Simon Wiesenthal

A great man. Regardless of the controversies, he kept us from forgetting.

Thanks for sharing, Tyler. The world should not forget him. Or what happened.

Respec’

No thank you, Lamby!
This guy was always kind of an unsung hero in the private investigations and bounty hunter fields…I was sad to see him go, but 97 years is an awfully good long life…I can only hope that if I live to see such an age that I can be as useful.

Here’s an editorial from this mornings Trib…

Quite interesting.

No thank you? No thank you???

Please reread my post. I thought I was agreeing with your position.

Reread his post with emphasis on YOU. :slight_smile:

I suspect he meant, “No ‘thank you’ to me is necessary, Lamby!”

A man who believed in justice, even the modicum
he was able to achieve, as the linchpin of civilization.

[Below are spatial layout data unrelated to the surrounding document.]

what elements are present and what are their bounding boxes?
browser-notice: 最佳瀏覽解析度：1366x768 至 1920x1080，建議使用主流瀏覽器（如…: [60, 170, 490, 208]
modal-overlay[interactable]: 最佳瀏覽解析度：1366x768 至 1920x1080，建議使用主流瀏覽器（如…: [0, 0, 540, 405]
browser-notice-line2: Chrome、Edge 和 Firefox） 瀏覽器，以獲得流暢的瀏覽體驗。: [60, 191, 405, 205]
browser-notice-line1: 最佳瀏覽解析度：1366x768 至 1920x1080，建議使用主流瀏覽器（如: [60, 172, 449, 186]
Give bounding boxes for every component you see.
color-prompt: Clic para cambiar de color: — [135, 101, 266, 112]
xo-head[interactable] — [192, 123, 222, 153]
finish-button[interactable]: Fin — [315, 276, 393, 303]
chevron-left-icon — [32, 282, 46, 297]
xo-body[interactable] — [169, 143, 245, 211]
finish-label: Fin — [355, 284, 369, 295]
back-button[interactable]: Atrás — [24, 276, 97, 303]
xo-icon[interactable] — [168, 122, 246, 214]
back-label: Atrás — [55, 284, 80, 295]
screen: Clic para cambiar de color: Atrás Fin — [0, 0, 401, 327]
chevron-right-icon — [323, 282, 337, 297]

When asked why he did not at last forgive these people,
after all these years, he responded that a feature
of Judaism is that one cannot forgive
on behalf of others. Only the victims can forgive
and they are not available.

There are four mistakes that good people make
about the Holocaust, IMO.

the first mistake is to forget it–it is the greatest moral teacher
in human history.

the second mistake is to forget that few things are as dangerous
as a righteous victim–no amount of suffering places
anybody above the moral law. It was the sense of
victimization of many Germans, who were punished
excessively for WWI, that helped fuel the Holocaust.

the third is to fail to understand that the slogan
‘Never again!’ includes us all. The vulnerable,
the weak, the meek everywhere, without
exception, not just Jews.

The fourth is not to see that when it comes again
it may not look like a holocaust, but progress,
a step forward for the rights of victims,
with accompanying murmers that those
terminated are of ‘doubtful humanity,’
‘not persons in the complete sense.’
When we hear this we must LOOK–that
is the chief lesson I’ve learned from the
Holocaust.

Simon W.–it might have been forgotten
without him, except as a footnote to history.